Strange to say, all admit that France has not been so prosperous for years as at present. Its people are rapidly acquiring a love of commerce, and the wealth that springs from it, which induces me to imagine that they would not be disposed to risk the advantages they possess by any measure likely to subvert the present state of things. Nevertheless, more than one alarmist like —— shake their heads and look solemn, foretelling that affairs cannot long go on as they are.
Of one thing I am convinced, and that is, that no sovereign, whatever may be his merits, can long remain popular in France; and that no prosperity, however brilliant, can prevent the people from those émeutes into which their excitable temperaments, rather than any real cause for discontent, hurry them. These émeutes, too, are less dangerous than we are led to think. They are safety-valves by which the exuberant spirits of the French people escape; and their national vanity, being satisfied with the display of their force, soon subside into tranquillity, if not aroused into protracted violence by unwise demonstrations of coercion.

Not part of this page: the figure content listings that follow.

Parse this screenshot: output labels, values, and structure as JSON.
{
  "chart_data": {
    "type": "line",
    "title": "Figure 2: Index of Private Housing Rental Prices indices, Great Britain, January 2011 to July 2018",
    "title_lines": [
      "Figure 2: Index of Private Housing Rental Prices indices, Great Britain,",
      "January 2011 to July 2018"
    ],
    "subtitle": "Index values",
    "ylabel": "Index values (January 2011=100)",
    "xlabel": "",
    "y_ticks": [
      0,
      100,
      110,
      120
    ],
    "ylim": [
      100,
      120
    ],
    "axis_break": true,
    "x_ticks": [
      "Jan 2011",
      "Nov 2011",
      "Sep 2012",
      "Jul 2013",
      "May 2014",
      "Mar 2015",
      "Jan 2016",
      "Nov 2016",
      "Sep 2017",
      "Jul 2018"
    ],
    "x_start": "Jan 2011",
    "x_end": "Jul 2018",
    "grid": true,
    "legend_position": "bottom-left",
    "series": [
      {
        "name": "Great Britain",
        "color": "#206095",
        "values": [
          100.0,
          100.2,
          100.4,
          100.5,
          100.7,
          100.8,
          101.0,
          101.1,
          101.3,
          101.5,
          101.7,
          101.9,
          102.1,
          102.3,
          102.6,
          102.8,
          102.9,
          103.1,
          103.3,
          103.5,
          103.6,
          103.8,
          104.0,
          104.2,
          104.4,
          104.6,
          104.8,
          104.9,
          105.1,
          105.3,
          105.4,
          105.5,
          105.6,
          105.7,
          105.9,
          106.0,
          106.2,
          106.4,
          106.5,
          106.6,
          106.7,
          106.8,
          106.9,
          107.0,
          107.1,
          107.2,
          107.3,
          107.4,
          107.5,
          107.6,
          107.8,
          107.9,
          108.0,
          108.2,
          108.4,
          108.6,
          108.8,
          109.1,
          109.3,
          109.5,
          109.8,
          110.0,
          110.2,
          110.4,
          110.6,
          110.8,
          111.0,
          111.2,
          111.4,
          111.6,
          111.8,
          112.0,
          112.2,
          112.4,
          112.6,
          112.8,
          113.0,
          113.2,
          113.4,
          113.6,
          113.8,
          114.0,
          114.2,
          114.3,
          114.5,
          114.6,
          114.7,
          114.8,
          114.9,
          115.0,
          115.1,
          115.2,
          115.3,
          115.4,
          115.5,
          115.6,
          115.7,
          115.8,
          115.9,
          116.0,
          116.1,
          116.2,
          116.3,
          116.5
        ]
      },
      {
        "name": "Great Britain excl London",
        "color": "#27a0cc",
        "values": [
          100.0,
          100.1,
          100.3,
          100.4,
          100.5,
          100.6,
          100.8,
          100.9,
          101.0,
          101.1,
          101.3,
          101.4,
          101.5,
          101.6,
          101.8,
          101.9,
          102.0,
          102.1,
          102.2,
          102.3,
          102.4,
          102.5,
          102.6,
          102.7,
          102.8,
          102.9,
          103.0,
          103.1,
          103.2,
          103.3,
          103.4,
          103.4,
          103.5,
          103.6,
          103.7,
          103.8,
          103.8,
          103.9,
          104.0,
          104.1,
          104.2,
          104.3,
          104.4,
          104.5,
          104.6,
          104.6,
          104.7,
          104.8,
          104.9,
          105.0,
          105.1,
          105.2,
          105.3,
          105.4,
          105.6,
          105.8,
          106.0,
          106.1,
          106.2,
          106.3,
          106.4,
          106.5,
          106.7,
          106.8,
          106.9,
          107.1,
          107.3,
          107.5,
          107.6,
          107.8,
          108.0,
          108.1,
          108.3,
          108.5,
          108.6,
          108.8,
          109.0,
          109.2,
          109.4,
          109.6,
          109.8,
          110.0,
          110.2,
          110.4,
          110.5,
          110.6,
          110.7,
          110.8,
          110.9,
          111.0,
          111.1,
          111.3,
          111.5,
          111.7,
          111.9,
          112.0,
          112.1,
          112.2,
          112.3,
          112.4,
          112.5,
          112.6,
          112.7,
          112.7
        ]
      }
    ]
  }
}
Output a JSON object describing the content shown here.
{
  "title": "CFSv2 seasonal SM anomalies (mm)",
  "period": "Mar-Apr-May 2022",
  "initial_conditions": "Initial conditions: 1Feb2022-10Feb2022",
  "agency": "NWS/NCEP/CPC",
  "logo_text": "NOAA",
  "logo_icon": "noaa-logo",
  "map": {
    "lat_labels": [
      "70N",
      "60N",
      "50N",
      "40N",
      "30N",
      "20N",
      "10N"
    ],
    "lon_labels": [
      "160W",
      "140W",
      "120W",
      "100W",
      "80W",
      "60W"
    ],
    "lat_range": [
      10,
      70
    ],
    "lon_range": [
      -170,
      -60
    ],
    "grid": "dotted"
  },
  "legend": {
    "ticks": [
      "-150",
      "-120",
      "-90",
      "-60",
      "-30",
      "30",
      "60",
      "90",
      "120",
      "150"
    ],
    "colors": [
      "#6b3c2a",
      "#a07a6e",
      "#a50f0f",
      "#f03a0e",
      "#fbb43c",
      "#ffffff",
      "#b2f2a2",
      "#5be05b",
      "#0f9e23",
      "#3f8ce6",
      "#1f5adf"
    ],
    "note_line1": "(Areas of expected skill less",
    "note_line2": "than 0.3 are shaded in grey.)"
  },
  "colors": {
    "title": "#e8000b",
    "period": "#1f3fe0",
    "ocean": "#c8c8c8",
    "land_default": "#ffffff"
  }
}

The two eldest sons of the Duc and Duchesse de Guiche have entered the College of Ste.-Barbe. This is a great trial to their mother, from whom they had never previously been separated a single day. Well might she be proud of them, on hearing the just eulogiums pronounced on the progress in their studies while under the paternal roof; for never did parents devote themselves more to the improvement of their children than the Duc and Duchesse de Guiche have done, and never did children offer a fairer prospect of rewarding their parents than do theirs.